Sum shifted the foundation entirely — a Latin clave rhythm in place of the four-four drive, the whole atmosphere suddenly lighter. Yuri waved; guitar and keys softened their tone. Samba warmth and the natural beauty of a Japanese melody found each other, and the whole room joined in on the simple chorus refrain — ba-la ba-ba-la-la — language suddenly irrelevant. The keyboard's harmonics invited everyone to stop thinking and simply move.

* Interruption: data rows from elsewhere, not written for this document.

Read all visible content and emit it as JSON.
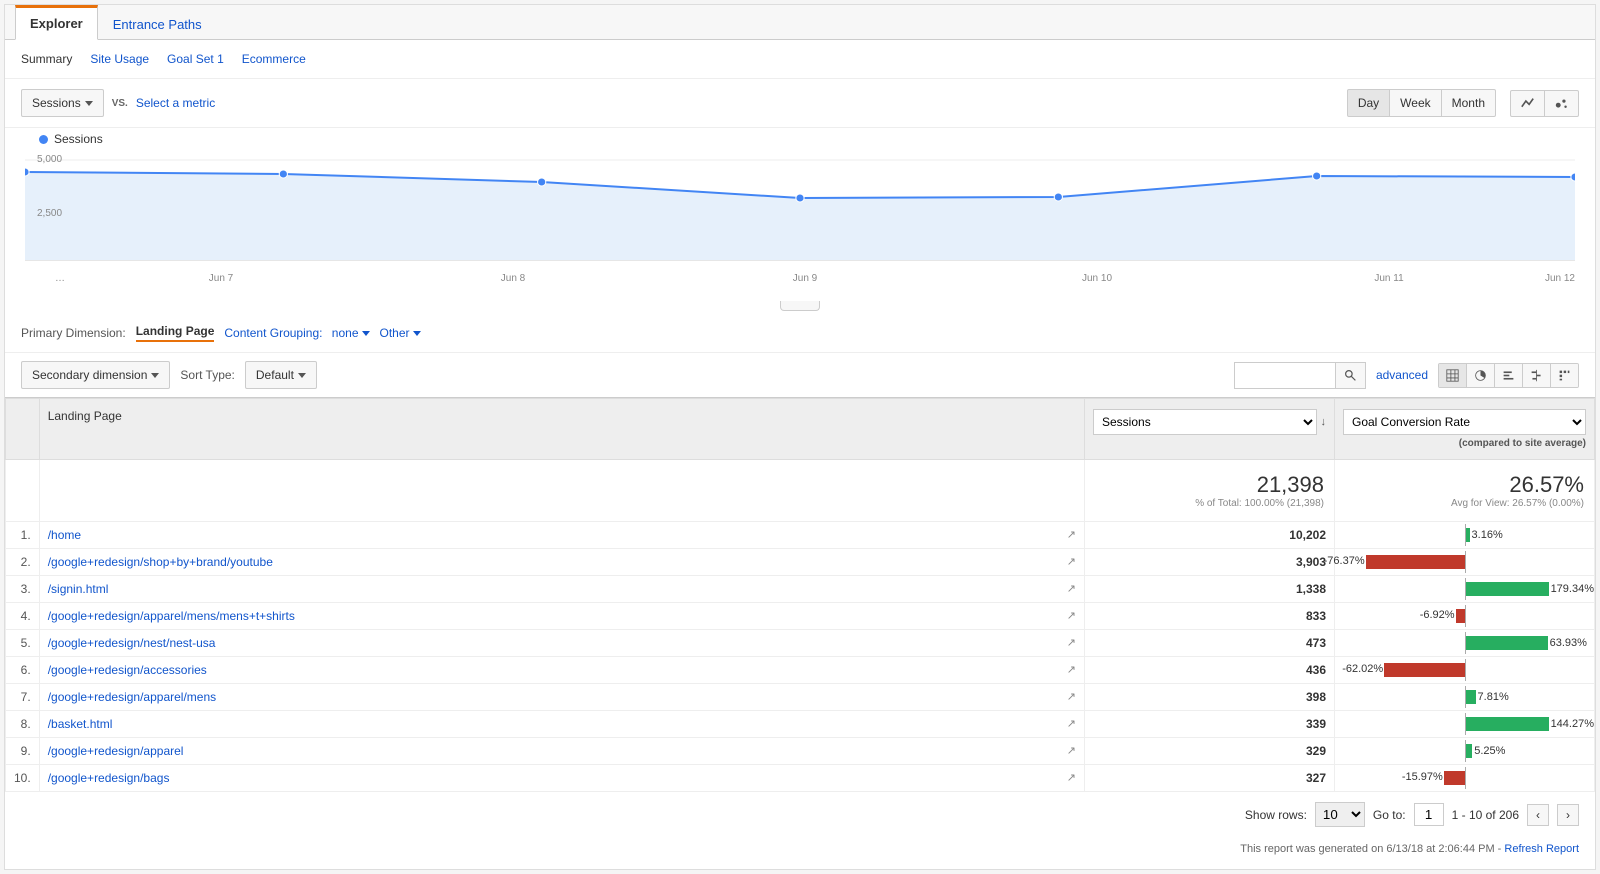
{
  "tabs": {
    "explorer": "Explorer",
    "entrance": "Entrance Paths"
  },
  "subtabs": {
    "summary": "Summary",
    "site_usage": "Site Usage",
    "goal1": "Goal Set 1",
    "ecom": "Ecommerce"
  },
  "toolbar": {
    "metric1": "Sessions",
    "vs": "VS.",
    "select_metric": "Select a metric",
    "day": "Day",
    "week": "Week",
    "month": "Month"
  },
  "chart": {
    "legend": "Sessions",
    "y1": "5,000",
    "y2": "2,500"
  },
  "chart_data": {
    "type": "line",
    "title": "Sessions",
    "xlabel": "",
    "ylabel": "",
    "ylim": [
      0,
      5000
    ],
    "categories": [
      "…",
      "Jun 7",
      "Jun 8",
      "Jun 9",
      "Jun 10",
      "Jun 11",
      "Jun 12"
    ],
    "series": [
      {
        "name": "Sessions",
        "values": [
          4400,
          4300,
          3900,
          3100,
          3150,
          4200,
          4150
        ]
      }
    ]
  },
  "dim": {
    "primary_label": "Primary Dimension:",
    "primary_value": "Landing Page",
    "grouping_label": "Content Grouping:",
    "grouping_value": "none",
    "other": "Other"
  },
  "sec": {
    "secondary": "Secondary dimension",
    "sort_label": "Sort Type:",
    "sort_value": "Default",
    "advanced": "advanced"
  },
  "table": {
    "header_page": "Landing Page",
    "metric_select": "Sessions",
    "conv_select": "Goal Conversion Rate",
    "compare_sub": "(compared to site average)",
    "total_sessions": "21,398",
    "total_sessions_sub": "% of Total: 100.00% (21,398)",
    "total_conv": "26.57%",
    "total_conv_sub": "Avg for View: 26.57% (0.00%)",
    "rows": [
      {
        "n": "1.",
        "page": "/home",
        "sessions": "10,202",
        "pct": "3.16%",
        "val": 3.16
      },
      {
        "n": "2.",
        "page": "/google+redesign/shop+by+brand/youtube",
        "sessions": "3,903",
        "pct": "-76.37%",
        "val": -76.37
      },
      {
        "n": "3.",
        "page": "/signin.html",
        "sessions": "1,338",
        "pct": "179.34%",
        "val": 179.34
      },
      {
        "n": "4.",
        "page": "/google+redesign/apparel/mens/mens+t+shirts",
        "sessions": "833",
        "pct": "-6.92%",
        "val": -6.92
      },
      {
        "n": "5.",
        "page": "/google+redesign/nest/nest-usa",
        "sessions": "473",
        "pct": "63.93%",
        "val": 63.93
      },
      {
        "n": "6.",
        "page": "/google+redesign/accessories",
        "sessions": "436",
        "pct": "-62.02%",
        "val": -62.02
      },
      {
        "n": "7.",
        "page": "/google+redesign/apparel/mens",
        "sessions": "398",
        "pct": "7.81%",
        "val": 7.81
      },
      {
        "n": "8.",
        "page": "/basket.html",
        "sessions": "339",
        "pct": "144.27%",
        "val": 144.27
      },
      {
        "n": "9.",
        "page": "/google+redesign/apparel",
        "sessions": "329",
        "pct": "5.25%",
        "val": 5.25
      },
      {
        "n": "10.",
        "page": "/google+redesign/bags",
        "sessions": "327",
        "pct": "-15.97%",
        "val": -15.97
      }
    ]
  },
  "footer": {
    "show_rows": "Show rows:",
    "rows_val": "10",
    "goto": "Go to:",
    "goto_val": "1",
    "range": "1 - 10 of 206",
    "report_text": "This report was generated on 6/13/18 at 2:06:44 PM - ",
    "refresh": "Refresh Report"
  }
}
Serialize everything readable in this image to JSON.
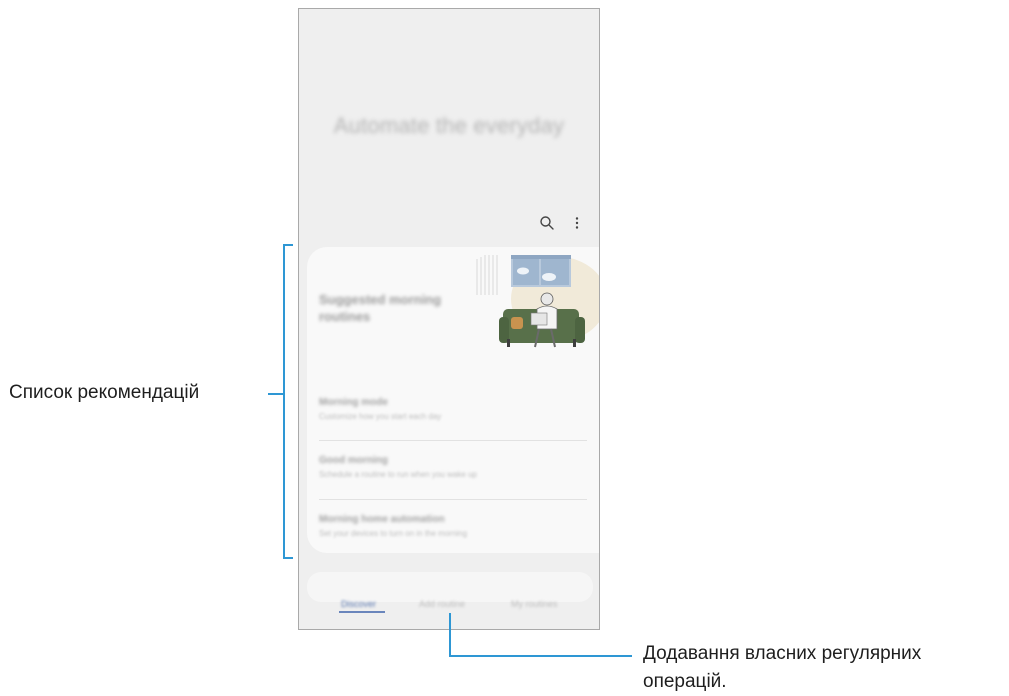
{
  "screen": {
    "hero_title": "Automate the everyday",
    "toolbar": {
      "search_icon": "search-icon",
      "more_icon": "more-vert-icon"
    },
    "suggestions_card": {
      "title": "Suggested morning routines",
      "items": [
        {
          "title": "Morning mode",
          "subtitle": "Customize how you start each day"
        },
        {
          "title": "Good morning",
          "subtitle": "Schedule a routine to run when you wake up"
        },
        {
          "title": "Morning home automation",
          "subtitle": "Set your devices to turn on in the morning"
        }
      ]
    },
    "tabs": [
      {
        "label": "Discover",
        "active": true
      },
      {
        "label": "Add routine",
        "active": false
      },
      {
        "label": "My routines",
        "active": false
      }
    ]
  },
  "annotations": {
    "suggestions_list": "Список рекомендацій",
    "add_routine_line1": "Додавання власних регулярних",
    "add_routine_line2": "операцій."
  },
  "colors": {
    "callout_line": "#2e97d4",
    "active_tab": "#5a78b0",
    "screen_bg": "#efefef"
  }
}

After Flash, the encore arrived. The guitarist — owner of the group's best Mandarin — took charge of the merchandise and signing announcements, adding with feeling: "We hope to come back to Taiwan!" Staff placed a vinyl on the floor; on the cover, a large portrait of Yuri herself. She spotted it and struck the same pose. The room screamed.
First Show Encore Only
The opening bars of Mayonaka no Door ~Stay With Me~ were recognized before they were finished. Against the bass and drums, couples in the audience drew closer. Yuri delivered the song with the composure of someone who has lived inside it — the quiet authority of an urban woman who has nothing left to prove. Even the guitarist, usually composed, looked genuinely moved.
The horn section returned for the final time. "Old friends at this point," Yuri said, and it showed. The closing Sunset was ache and warmth together, Yuri all in white at the center of the stage, her unhurried stillness thrown into relief against the surging music — not a contrast, exactly, but a conversation. The two things holding each other up.